According a Realeyes study of 11 recent Biden and Trump campaign ads across television and digital channels, Biden video ads achieved an average Realeyes Quality Score of 5 out of 10, making them mid-performers among all political ads in Realeyes’ database. Trump video ads achieved an average Quality Score of 3, designating them as low-performers. Realeyes Quality Score reveals the attention earning power of a video ad and is predictive of in-market performance.
Quality Score measures the ability of a video creative to: 1) Capture audience attention in the first seconds; 2) Retain audience until the end; and 3) Encode the brand message into the brain through emotional engagement.
Biden and Trump ads differed the most in their ability to capture uninterrupted attention in the first seconds, and then retain their audiences throughout the ad. Biden’s Capture score was 5.8 seconds, meaning that was the average point in which audiences first became distracted while watching the ads. Conversely, Trump’s average first distraction occurred at 4.5 seconds.
Biden’s ads held on to attentive viewers better than Trump. The Biden ads’ Retain score was 39%, which was the percent of original viewers still attentive at second 15 (or until the end of the ad if it was shorter than 15 seconds). The Trump ads’ Retain score was 16%.
Each candidate’s ads scored similarly low for their ability to encode messaging in the minds of their viewers. The Encode score, an index between 1-100, factors in emotional peaks and valleys, and is predictive of viewers’ propensity to find an ad message favourable. Both candidates’ ads achieved an average Encode score of 22, placing them far below the category median of 50.

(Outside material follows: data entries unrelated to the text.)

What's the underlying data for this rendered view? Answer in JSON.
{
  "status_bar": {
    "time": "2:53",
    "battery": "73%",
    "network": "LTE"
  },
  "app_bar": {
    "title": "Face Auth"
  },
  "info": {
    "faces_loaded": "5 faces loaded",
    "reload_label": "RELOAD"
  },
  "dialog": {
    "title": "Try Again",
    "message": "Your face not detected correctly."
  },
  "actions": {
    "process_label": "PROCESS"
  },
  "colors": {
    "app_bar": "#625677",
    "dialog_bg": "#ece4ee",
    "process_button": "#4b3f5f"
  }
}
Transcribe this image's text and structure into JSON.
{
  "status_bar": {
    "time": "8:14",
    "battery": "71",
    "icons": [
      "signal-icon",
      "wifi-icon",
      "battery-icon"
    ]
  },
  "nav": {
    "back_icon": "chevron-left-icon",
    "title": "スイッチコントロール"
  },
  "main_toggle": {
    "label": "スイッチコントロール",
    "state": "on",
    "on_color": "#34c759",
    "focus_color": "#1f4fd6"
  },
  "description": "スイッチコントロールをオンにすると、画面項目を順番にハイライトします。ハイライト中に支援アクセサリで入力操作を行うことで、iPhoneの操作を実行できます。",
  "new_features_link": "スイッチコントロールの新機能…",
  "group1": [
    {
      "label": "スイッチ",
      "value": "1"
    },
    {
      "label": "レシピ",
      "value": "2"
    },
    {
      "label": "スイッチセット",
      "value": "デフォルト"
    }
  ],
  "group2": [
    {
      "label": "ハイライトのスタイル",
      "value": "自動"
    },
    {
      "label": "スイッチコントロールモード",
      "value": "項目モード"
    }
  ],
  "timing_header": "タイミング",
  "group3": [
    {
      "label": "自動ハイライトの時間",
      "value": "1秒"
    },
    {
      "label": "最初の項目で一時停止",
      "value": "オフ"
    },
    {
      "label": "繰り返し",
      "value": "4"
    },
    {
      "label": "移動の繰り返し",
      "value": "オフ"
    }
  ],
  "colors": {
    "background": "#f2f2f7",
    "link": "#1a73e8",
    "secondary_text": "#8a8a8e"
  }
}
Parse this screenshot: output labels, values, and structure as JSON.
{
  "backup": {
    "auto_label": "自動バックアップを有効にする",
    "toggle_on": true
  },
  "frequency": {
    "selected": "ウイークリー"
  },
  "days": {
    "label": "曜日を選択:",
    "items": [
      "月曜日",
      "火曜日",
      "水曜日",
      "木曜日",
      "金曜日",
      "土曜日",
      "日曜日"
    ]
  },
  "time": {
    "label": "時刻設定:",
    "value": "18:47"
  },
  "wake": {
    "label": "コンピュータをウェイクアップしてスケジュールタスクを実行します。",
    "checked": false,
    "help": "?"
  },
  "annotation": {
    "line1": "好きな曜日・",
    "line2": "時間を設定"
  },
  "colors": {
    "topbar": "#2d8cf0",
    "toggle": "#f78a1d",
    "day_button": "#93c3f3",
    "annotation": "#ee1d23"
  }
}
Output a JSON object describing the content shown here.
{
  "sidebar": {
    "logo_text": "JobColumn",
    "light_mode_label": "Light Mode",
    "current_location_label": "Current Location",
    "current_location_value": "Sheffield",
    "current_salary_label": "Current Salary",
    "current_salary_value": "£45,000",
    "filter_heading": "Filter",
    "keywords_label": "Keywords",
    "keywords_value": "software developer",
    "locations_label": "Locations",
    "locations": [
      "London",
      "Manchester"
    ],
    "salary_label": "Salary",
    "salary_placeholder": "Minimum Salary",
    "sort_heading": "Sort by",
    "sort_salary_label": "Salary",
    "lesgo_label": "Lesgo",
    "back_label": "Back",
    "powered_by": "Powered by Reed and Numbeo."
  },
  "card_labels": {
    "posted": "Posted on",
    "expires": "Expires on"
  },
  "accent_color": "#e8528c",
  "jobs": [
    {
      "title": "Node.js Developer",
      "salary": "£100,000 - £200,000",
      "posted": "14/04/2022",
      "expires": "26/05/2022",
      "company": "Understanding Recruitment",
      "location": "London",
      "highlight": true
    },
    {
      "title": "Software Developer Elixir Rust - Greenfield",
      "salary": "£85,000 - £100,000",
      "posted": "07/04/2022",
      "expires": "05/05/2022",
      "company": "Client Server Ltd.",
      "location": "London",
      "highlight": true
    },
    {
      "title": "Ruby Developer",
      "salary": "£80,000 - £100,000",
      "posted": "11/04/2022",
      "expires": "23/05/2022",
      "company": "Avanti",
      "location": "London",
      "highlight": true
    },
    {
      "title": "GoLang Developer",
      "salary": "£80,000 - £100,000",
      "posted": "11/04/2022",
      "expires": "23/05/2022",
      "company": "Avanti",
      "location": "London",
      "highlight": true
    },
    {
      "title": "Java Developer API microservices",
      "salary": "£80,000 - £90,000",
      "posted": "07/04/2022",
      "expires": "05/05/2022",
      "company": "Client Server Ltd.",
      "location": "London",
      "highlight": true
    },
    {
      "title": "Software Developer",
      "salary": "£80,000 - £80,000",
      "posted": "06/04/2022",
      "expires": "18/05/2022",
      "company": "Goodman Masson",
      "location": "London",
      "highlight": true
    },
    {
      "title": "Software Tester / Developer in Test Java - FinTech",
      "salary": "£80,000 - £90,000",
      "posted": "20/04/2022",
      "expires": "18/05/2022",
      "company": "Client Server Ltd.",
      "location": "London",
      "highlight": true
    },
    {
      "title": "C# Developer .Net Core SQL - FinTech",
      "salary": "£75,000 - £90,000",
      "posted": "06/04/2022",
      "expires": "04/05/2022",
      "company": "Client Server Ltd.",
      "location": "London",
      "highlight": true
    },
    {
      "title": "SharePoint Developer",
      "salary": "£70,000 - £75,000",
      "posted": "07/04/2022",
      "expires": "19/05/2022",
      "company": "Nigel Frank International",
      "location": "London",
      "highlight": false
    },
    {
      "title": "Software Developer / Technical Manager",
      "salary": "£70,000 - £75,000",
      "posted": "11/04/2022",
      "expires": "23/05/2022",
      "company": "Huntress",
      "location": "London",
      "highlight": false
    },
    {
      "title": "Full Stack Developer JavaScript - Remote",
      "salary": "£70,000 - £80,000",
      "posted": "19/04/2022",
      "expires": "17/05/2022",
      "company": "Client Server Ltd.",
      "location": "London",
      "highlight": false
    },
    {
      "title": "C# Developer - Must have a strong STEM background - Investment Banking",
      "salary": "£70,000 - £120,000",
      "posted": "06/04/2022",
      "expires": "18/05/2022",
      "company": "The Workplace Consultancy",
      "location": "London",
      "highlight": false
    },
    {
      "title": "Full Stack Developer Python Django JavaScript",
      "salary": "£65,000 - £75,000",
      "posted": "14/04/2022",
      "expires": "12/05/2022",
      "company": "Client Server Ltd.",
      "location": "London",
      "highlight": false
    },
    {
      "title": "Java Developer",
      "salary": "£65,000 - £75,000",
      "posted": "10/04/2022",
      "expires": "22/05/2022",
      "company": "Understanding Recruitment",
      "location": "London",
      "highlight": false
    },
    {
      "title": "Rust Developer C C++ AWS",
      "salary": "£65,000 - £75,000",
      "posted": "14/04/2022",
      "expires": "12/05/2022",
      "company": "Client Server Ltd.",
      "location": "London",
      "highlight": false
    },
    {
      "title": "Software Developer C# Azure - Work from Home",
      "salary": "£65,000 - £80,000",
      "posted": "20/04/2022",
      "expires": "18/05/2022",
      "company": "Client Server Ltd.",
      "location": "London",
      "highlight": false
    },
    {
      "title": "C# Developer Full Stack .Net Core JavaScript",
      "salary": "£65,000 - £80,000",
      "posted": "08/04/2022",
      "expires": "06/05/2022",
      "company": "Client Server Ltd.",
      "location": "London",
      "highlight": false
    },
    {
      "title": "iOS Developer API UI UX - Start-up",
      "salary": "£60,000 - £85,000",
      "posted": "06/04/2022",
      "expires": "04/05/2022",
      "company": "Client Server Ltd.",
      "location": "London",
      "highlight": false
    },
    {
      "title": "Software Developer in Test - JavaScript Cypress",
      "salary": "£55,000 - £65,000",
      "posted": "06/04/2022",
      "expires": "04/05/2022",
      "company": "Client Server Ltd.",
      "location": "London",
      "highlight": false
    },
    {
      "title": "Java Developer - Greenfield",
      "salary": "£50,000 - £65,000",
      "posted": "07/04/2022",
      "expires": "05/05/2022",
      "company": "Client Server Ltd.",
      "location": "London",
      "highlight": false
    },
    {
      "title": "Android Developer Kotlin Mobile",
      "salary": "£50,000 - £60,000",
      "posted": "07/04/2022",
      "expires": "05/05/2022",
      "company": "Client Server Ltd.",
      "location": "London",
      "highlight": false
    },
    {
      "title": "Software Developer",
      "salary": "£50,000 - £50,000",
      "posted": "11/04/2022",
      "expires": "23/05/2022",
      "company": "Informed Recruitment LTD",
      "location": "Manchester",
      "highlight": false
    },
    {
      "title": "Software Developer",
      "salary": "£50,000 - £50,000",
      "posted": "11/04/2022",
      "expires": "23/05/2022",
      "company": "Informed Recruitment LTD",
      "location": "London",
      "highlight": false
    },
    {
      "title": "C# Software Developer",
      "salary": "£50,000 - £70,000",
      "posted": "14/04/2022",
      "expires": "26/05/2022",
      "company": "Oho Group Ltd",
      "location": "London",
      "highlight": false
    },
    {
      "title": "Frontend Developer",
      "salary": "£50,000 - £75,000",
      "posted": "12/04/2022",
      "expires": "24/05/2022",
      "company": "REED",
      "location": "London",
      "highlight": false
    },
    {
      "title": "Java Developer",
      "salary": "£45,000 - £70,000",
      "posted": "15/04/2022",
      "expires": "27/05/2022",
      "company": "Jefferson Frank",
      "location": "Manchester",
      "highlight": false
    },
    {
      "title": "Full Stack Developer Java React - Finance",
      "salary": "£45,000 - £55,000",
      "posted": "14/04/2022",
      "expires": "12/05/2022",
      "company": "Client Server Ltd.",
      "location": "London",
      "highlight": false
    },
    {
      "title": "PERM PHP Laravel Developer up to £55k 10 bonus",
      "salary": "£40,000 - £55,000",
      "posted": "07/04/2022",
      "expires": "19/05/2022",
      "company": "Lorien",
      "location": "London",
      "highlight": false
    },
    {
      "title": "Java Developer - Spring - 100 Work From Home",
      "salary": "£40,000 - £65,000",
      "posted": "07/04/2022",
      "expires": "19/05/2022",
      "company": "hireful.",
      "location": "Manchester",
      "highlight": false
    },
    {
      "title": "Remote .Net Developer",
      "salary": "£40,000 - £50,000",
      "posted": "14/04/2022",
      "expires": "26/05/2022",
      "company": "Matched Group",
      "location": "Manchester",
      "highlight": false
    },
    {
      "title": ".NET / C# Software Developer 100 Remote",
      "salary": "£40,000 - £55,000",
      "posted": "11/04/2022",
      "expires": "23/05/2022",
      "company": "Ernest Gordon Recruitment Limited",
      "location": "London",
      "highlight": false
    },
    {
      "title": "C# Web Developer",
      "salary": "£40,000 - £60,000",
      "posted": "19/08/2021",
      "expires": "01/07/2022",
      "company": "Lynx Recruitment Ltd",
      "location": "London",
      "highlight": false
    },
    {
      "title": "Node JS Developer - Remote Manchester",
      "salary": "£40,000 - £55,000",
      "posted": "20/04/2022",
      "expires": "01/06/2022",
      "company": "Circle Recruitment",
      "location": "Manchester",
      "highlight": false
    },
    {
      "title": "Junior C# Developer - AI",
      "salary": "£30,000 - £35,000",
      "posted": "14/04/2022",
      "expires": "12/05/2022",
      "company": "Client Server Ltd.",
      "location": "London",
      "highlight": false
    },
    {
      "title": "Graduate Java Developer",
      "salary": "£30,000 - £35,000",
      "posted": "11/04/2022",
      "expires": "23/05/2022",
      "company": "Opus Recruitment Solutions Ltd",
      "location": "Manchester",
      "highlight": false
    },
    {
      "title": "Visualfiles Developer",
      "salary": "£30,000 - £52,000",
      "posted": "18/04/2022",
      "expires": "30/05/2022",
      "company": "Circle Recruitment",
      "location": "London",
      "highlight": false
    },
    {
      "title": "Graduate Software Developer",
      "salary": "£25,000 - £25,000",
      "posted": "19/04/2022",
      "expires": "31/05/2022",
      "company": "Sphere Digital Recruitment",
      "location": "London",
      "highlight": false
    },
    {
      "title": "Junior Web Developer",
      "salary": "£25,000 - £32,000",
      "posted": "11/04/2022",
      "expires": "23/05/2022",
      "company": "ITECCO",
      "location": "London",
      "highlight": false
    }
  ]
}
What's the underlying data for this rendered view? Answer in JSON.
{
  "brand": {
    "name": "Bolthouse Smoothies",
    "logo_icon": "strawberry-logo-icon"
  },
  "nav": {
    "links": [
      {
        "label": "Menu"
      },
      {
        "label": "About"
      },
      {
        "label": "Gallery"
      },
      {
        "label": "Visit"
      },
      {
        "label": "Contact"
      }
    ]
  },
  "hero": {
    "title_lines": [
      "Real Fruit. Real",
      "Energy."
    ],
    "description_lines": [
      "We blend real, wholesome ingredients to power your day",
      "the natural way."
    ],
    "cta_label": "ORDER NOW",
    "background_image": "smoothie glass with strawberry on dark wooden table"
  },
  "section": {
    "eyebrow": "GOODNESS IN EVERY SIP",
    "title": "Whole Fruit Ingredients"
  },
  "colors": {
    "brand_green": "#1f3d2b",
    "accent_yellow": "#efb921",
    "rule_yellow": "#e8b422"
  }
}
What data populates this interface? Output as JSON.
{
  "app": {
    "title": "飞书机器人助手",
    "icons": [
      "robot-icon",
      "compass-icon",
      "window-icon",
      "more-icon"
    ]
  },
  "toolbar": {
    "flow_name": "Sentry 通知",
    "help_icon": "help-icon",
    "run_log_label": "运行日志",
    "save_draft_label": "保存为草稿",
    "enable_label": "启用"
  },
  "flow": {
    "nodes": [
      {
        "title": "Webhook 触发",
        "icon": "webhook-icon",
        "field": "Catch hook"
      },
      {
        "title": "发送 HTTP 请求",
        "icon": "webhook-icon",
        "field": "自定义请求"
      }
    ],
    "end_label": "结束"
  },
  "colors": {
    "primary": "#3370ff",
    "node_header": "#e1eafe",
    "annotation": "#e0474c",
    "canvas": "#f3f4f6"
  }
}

• Political advertisers should factor how their creatives supplement or deter investments in paid media to access audience attention in the first place. In many circumstances, positive content can maximize precious seconds of media time in order to more fully deliver key messages. The more negative ads in this study had among the lowest Quality Scores, resulting in more wasted seconds of paid media.
• It is easier to hold attention for the duration of an ad if the ad is shorter. For Trump, coupling more positive messaging with shorter ad durations likely would have resulted in less paid media waste and more attentive audiences that sustained through the duration of the ad. In this study, all ads were approximately 30 seconds.
• When political messaging drives specific talking points intended for narrowly defined audiences, emotive storytelling that appeals to general audiences often takes a back seat. This was the case with this set of presidential campaign ads, where there was an absence of emotional peaks and valleys that make viewers like and remember ads as they do in most other consumer advertising categories.
Realeyes measures naturally occurring human response using front-facing cameras as opt-in viewers watch the ads from their PCs, laptops, mobile phones and tablets. This study included an average of 166 participant viewers per ad, for a total of 1,828 views.
The Quality Score used in this study is part of Realeyes’ flagship PreView product, a content intelligence tool for predicting and managing attention in advertising. PreView allows advertisers to reduce media waste by predicting and eliminating low-performing video creative and boosting strong attentive creative. PreView has achieved up to 30% performance gains and 9X return of investment based on an ROI model involving 51 actual consumer goods ads.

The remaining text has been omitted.